It's Not What You Say, It's What You do
By Dave Walsh - May 2003
"CHIEF EXECUTIVES", says Stuart Hallam, newly appointed CEO of Cycling Ireland, "are measured not by what they say, but by what they deliver".
Nottingham-born Hallam exudes a youthful energy that belies his 56 years. Involved in cycling for over forty years, he was also 1st class rugby player, with 300 games under his belt. After graduating as an engineer, he worked in marketing for Johnson & Johnson, became UK and Ireland managing director of Philips Telecom and was World CEO for Brite Voice Systems.
In recent years, he has been worked with British Cycling - the UK governing body, and runs his own professional team (Team Brite). The sport runs in the family - his brother Ian has an incalculable quantity of world titles, and his two sons are elite riders.
"Cycling is my passion", says Stuart, "it's in my blood".
When the Cycling Ireland job was advertised, he jumped at the chance. "If you say to a kid, do you want to be manager of a sweetie shop, that's the professional equivalent of what we have here. When I got involved as a director of British Cycling, they were a quaint little committee-driven federation. Increasingly, they are multi-million dollar, euro business. Right now, Cycling Ireland is embarking upon that journey."

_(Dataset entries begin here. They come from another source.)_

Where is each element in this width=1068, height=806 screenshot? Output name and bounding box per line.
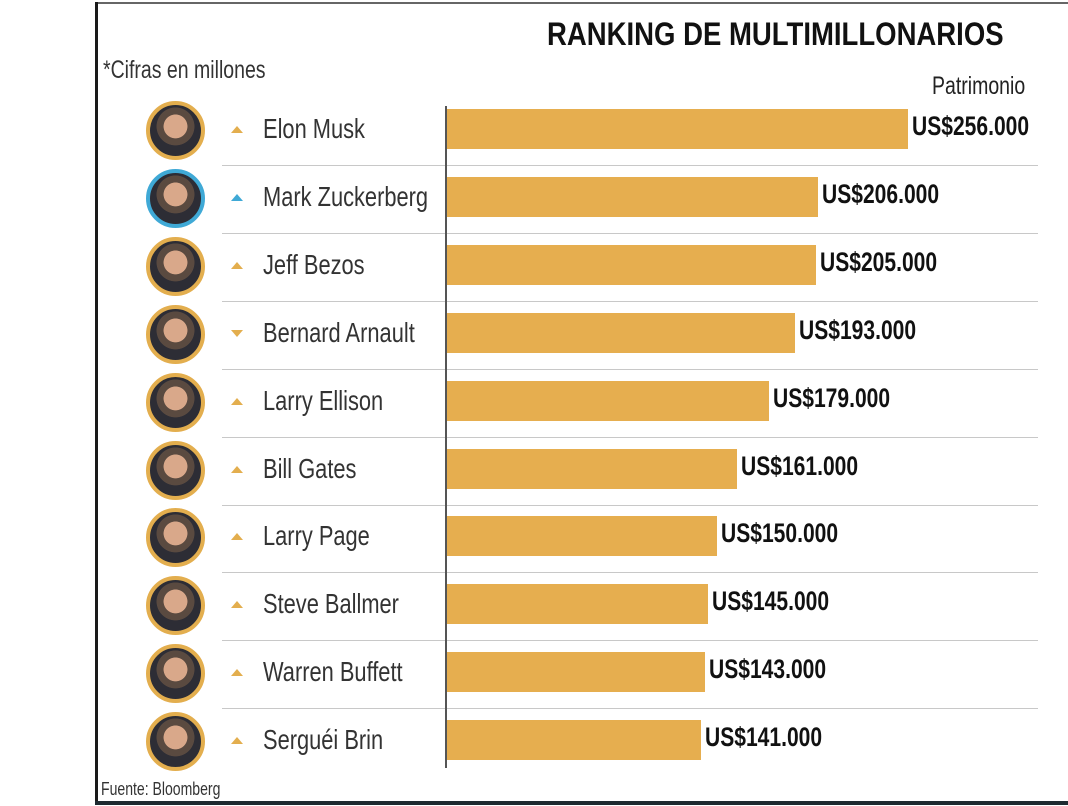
data-label: US$161.000 bbox=[740, 450, 859, 481]
data-label: US$143.000 bbox=[708, 654, 826, 685]
category-label: Jeff Bezos bbox=[263, 248, 365, 280]
category-label: Mark Zuckerberg bbox=[263, 180, 429, 212]
data-label: US$150.000 bbox=[721, 518, 839, 549]
bar-row: Mark Zuckerberg US$206.000 bbox=[0, 164, 1068, 234]
trend-up-icon bbox=[231, 533, 243, 541]
bar bbox=[447, 176, 818, 217]
avatar bbox=[146, 168, 205, 228]
bar-row: Larry Page US$150.000 bbox=[0, 503, 1068, 574]
bar bbox=[447, 380, 770, 421]
category-label: Bill Gates bbox=[263, 452, 357, 484]
bar bbox=[447, 109, 908, 149]
avatar bbox=[146, 101, 205, 160]
data-label: US$193.000 bbox=[798, 314, 916, 345]
category-label: Serguéi Brin bbox=[263, 724, 384, 756]
category-label: Larry Ellison bbox=[263, 384, 384, 416]
baseline-axis bbox=[445, 106, 447, 768]
bar-row: Elon Musk US$256.000 bbox=[0, 96, 1068, 166]
bar-row: Warren Buffett US$143.000 bbox=[0, 639, 1068, 710]
data-label: US$141.000 bbox=[704, 722, 823, 753]
bar-row: Bernard Arnault US$193.000 bbox=[0, 300, 1068, 370]
data-label: US$145.000 bbox=[712, 586, 830, 617]
bar-row: Serguéi Brin US$141.000 bbox=[0, 707, 1068, 775]
category-label: Elon Musk bbox=[263, 113, 365, 144]
row-separator bbox=[222, 640, 1038, 642]
trend-up-icon bbox=[231, 261, 243, 269]
value-axis-label: Patrimonio bbox=[932, 72, 1026, 100]
avatar bbox=[146, 644, 205, 704]
bar-row: Bill Gates US$161.000 bbox=[0, 436, 1068, 506]
avatar bbox=[146, 712, 205, 772]
row-separator bbox=[222, 232, 1038, 234]
chart-subtitle: *Cifras en millones bbox=[103, 56, 266, 84]
avatar bbox=[146, 372, 205, 432]
bar bbox=[447, 312, 795, 353]
category-label: Steve Ballmer bbox=[263, 588, 399, 620]
bar bbox=[447, 448, 737, 489]
frame-border-left bbox=[95, 2, 98, 803]
trend-up-icon bbox=[231, 126, 243, 133]
trend-up-icon bbox=[231, 397, 243, 405]
bar-row: Larry Ellison US$179.000 bbox=[0, 368, 1068, 438]
data-label: US$179.000 bbox=[773, 382, 891, 413]
bar bbox=[447, 516, 718, 557]
row-separator bbox=[222, 165, 1038, 166]
avatar bbox=[146, 440, 205, 500]
avatar bbox=[146, 304, 205, 364]
chart-title: RANKING DE MULTIMILLONARIOS bbox=[547, 16, 1004, 52]
row-separator bbox=[222, 708, 1038, 710]
frame-border-top bbox=[98, 2, 1068, 4]
bar bbox=[447, 652, 705, 693]
source-note: Fuente: Bloomberg bbox=[101, 779, 221, 799]
trend-up-icon bbox=[231, 465, 243, 473]
trend-down-icon bbox=[231, 329, 243, 337]
avatar bbox=[146, 576, 205, 636]
trend-up-icon bbox=[231, 669, 243, 677]
trend-up-icon bbox=[231, 193, 243, 201]
row-separator bbox=[222, 300, 1038, 302]
bar-row: Jeff Bezos US$205.000 bbox=[0, 232, 1068, 302]
avatar bbox=[146, 236, 205, 296]
row-separator bbox=[222, 368, 1038, 370]
bar bbox=[447, 720, 701, 761]
bar-row: Steve Ballmer US$145.000 bbox=[0, 571, 1068, 642]
row-separator bbox=[222, 572, 1038, 574]
category-label: Larry Page bbox=[263, 520, 370, 552]
data-label: US$205.000 bbox=[820, 246, 938, 277]
row-separator bbox=[222, 504, 1038, 506]
bar bbox=[447, 244, 817, 285]
trend-up-icon bbox=[231, 737, 243, 745]
data-label: US$206.000 bbox=[821, 178, 940, 209]
row-separator bbox=[222, 436, 1038, 438]
bar bbox=[447, 584, 709, 625]
trend-up-icon bbox=[231, 601, 243, 609]
frame-border-bottom bbox=[95, 801, 1068, 805]
data-label: US$256.000 bbox=[912, 111, 1030, 141]
avatar bbox=[146, 508, 205, 568]
category-label: Bernard Arnault bbox=[263, 316, 415, 348]
category-label: Warren Buffett bbox=[263, 656, 403, 688]
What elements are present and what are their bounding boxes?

So what are Hallam's immediate plans? The most visible aspect of cycling is High Performance - the elite riders who compete on the world stage. Hallam has great hopes for 22-year-old former world junior road champion, and current national champion Mark Scanlon, who is currently riding for the French professional A2GR team.
"He is potentially a huge hero, if his head can be kept together, and he can deal with all the pressures that are put on him as a division 1 professional.
"Physically, he's always had everything it takes. You don't get to be number one amateur in France without your head being pretty damn good as well. But there are several others - Ciarán Power, of course, Dermot Nally, David O'Loughlin, some terrific under-23s.
"It's sixteen years since Stephen Roche's great year. So we've got to be pragmatic about this, what are we doing at Cycling Ireland to create an environment where the next Kelly, the next Roche can appear.
But for Hallam, ensuring Ireland's success on the world stage is only half his job - the other half, growing the sport at home, is already keeping him awake at night.
"The membership of Cycling Ireland is just over 2000... in terms of percentage of the population, we've made of a 20th of the penetration that the German cycling federation has made.
"Now they've 160,000 members, and admittedly a much bigger population, but even if I'm harsh, we just haven't made the penetration. In spite of Kelly and Roche we haven't succeeded in building this product to be a cool product for the masses, and that's what I see as being a very key part of my work.
"We have to attract youngsters into cycling as opposed to Rugby or Soccer, or Gaelic Football. That's the real challenge."
Making cycling cool for the kids is only the beginning. Hallam wants to get everyone involved, to get families out on bikes, riding both on tarmac and off- road.
"If there are 2000 middle-aged business in Dublin, what will get them out on a sunny Wednesday evening in June to go and get involved in an organised 12 mile bike ride?
"Cycling clubs have this legacy of toughness and hardness, you've got to be able to 150km with 10 big climbs. There is nothing wrong with that, providing we're not missing a trick, losing the health-conscious 40-year-old businessman to half-marathons, or whatever the counter-attractions will be.
It's a mammoth task, but Stuart Hallam is committed to a life in Ireland
"I took the very difficult family decision to say 'here, let's forget the big money of commerce, to do and something I love, and we'll adjust our lifestyle accordingly. I'm bringing the family over; my daughters are into horses, so i guess Ireland has to be the global capital of horses. I don't the know first thing about steeds with four legs!"